Tangy Tea

Tangy Tea

By now you’ve surely heard of kombucha, the fermented tea that marries two of Madison’s great loves: health trends and home brewing. Kombucha devotees say it cures what ails you, improving digestion and boosting immunity. But not everyone’s a fan.

“I don’t care for it, actually,” says Greg Wolfson, a manager at the Green Owl Café, where the signature cocktail is kombucha with vodka. “I just can’t really get into it.”

There is the ick factor. To make kombucha, you need a jellied cake of bacteria and yeast, a “mother” starter that’s added to sweetened tea. As the tea ferments, the mother culture breeds a second cake that can be peeled away and used to make more kombucha. (Enthusiasts give away and sell these baby starters, much like bakers swap sourdough cultures.)

Green Owl buys kombucha from Madison-based NessAlla, and makes its own in the cafe’s basement, brewing flavors like passionfruit and ginger-peppercorn.

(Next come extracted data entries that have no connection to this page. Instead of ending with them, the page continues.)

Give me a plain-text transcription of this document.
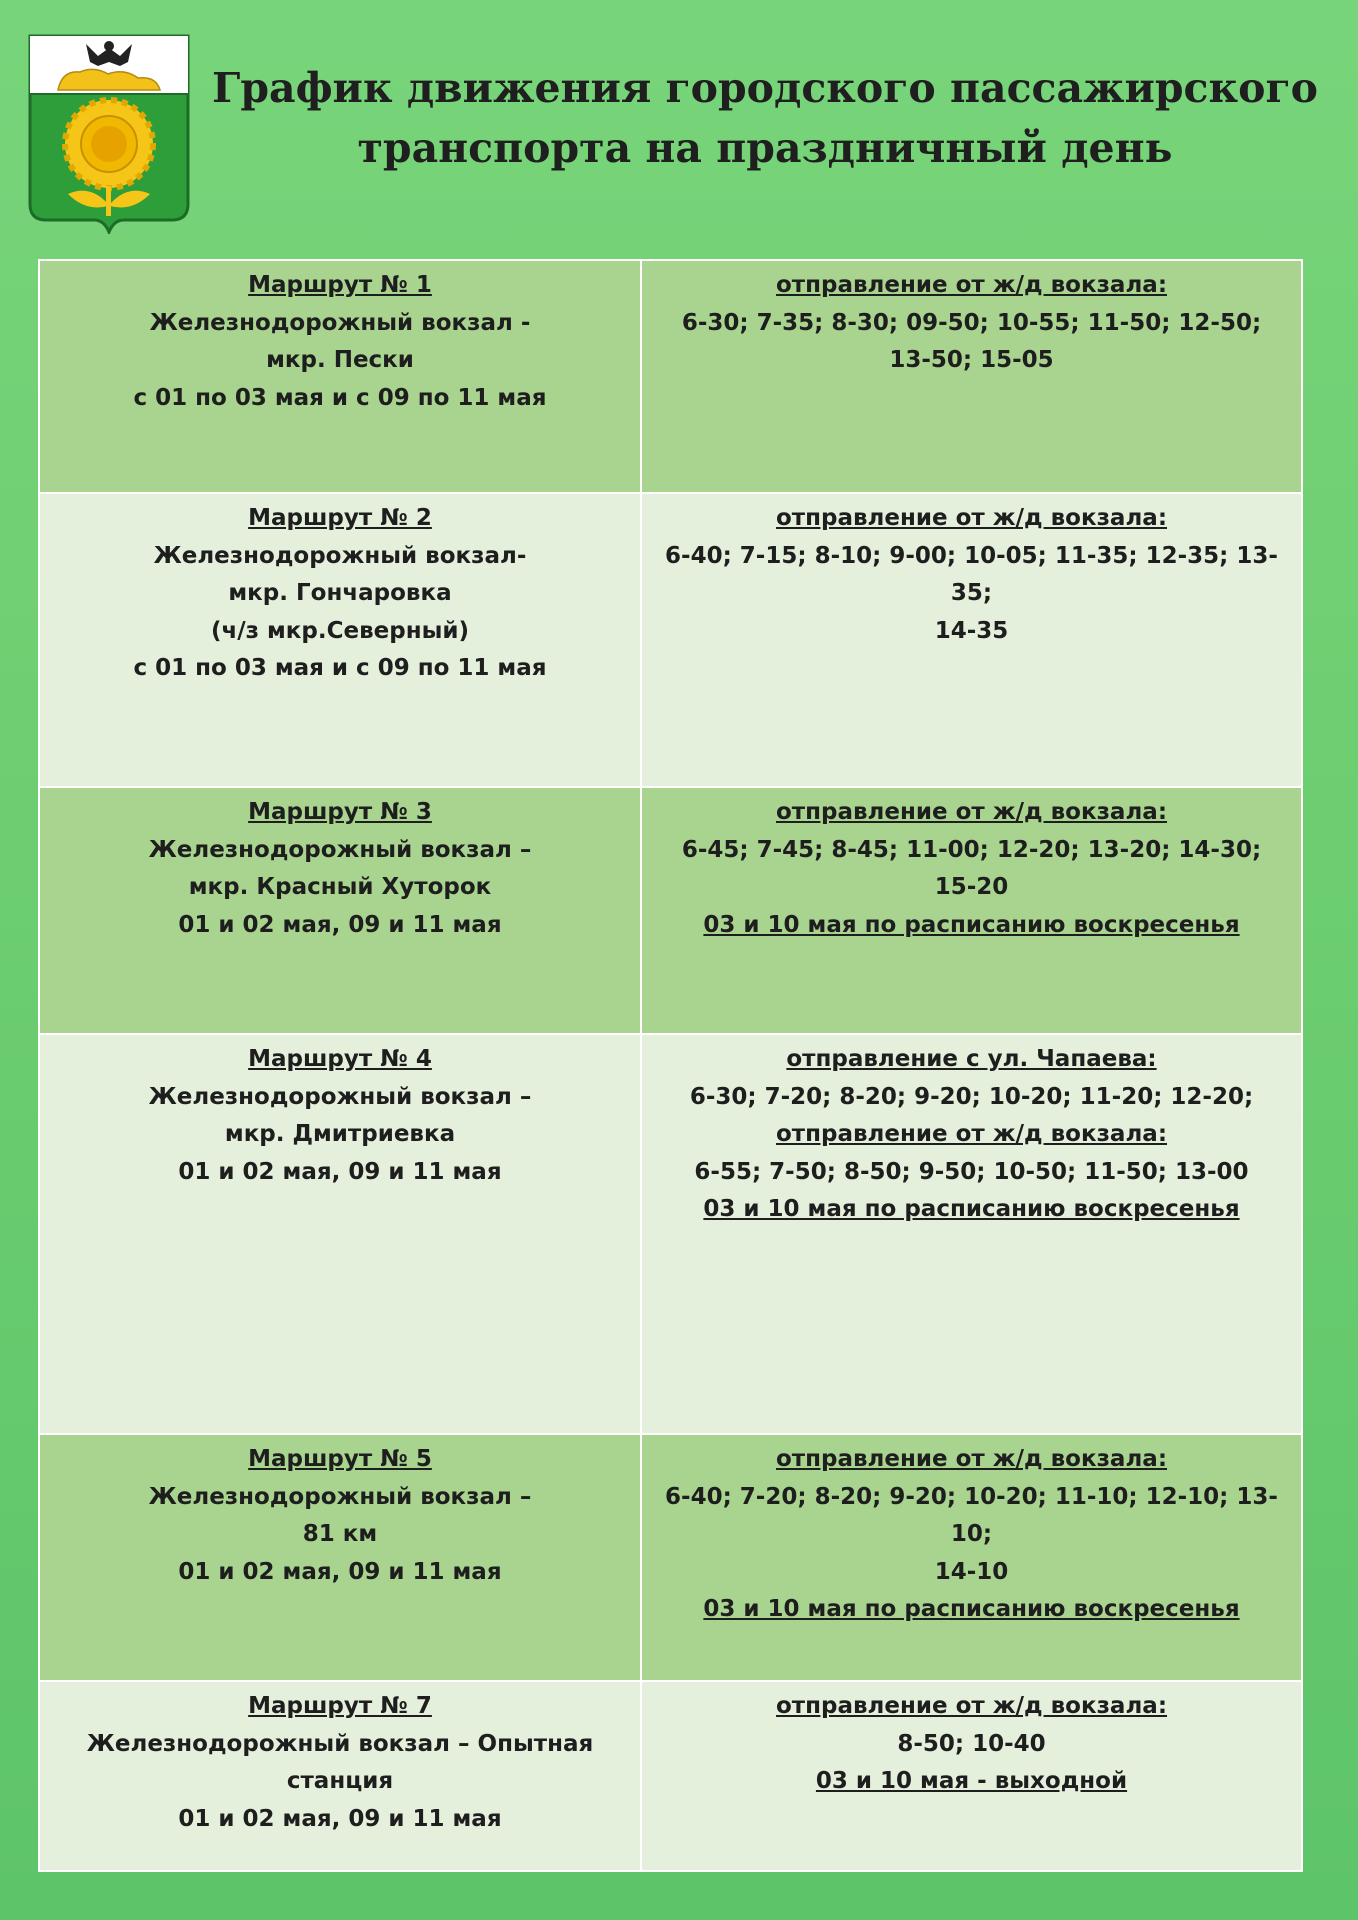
График движения городского пассажирского
транспорта на праздничный день
Маршрут № 1
Железнодорожный вокзал -
мкр. Пески
с 01 по 03 мая и с 09 по 11 мая	отправление от ж/д вокзала:
6-30; 7-35; 8-30; 09-50; 10-55; 11-50; 12-50;
13-50; 15-05

Маршрут № 2
Железнодорожный вокзал-
мкр. Гончаровка
(ч/з мкр.Северный)
с 01 по 03 мая и с 09 по 11 мая	отправление от ж/д вокзала:
6-40; 7-15; 8-10; 9-00; 10-05; 11-35; 12-35; 13-35;
14-35

Маршрут № 3
Железнодорожный вокзал –
мкр. Красный Хуторок
01 и 02 мая, 09 и 11 мая	отправление от ж/д вокзала:
6-45; 7-45; 8-45; 11-00; 12-20; 13-20; 14-30;
15-20
03 и 10 мая по расписанию воскресенья

Маршрут № 4
Железнодорожный вокзал –
мкр. Дмитриевка
01 и 02 мая, 09 и 11 мая	отправление с ул. Чапаева:
6-30; 7-20; 8-20; 9-20; 10-20; 11-20; 12-20;
отправление от ж/д вокзала:
6-55; 7-50; 8-50; 9-50; 10-50; 11-50; 13-00
03 и 10 мая по расписанию воскресенья

Маршрут № 5
Железнодорожный вокзал –
81 км
01 и 02 мая, 09 и 11 мая	отправление от ж/д вокзала:
6-40; 7-20; 8-20; 9-20; 10-20; 11-10; 12-10; 13-10;
14-10
03 и 10 мая по расписанию воскресенья

Маршрут № 7
Железнодорожный вокзал – Опытная
станция
01 и 02 мая, 09 и 11 мая	отправление от ж/д вокзала:
8-50; 10-40
03 и 10 мая - выходной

The tea is tangy and subtly sweet, and, stirred with Yahara Bay vodka, a refreshing accompaniment to the final slide of summer.

But does adding booze to kombucha cancel out its health benefits? Wolfson sees it the other way around: “You shouldn’t feel badly about drinking vodka if you drink it with kombucha.”

RECIPE: Vodka and kombucha cocktail

1 1/2 oz. Yahara Bay vodka

Fill glass with ice. Add vodka; top with kombucha.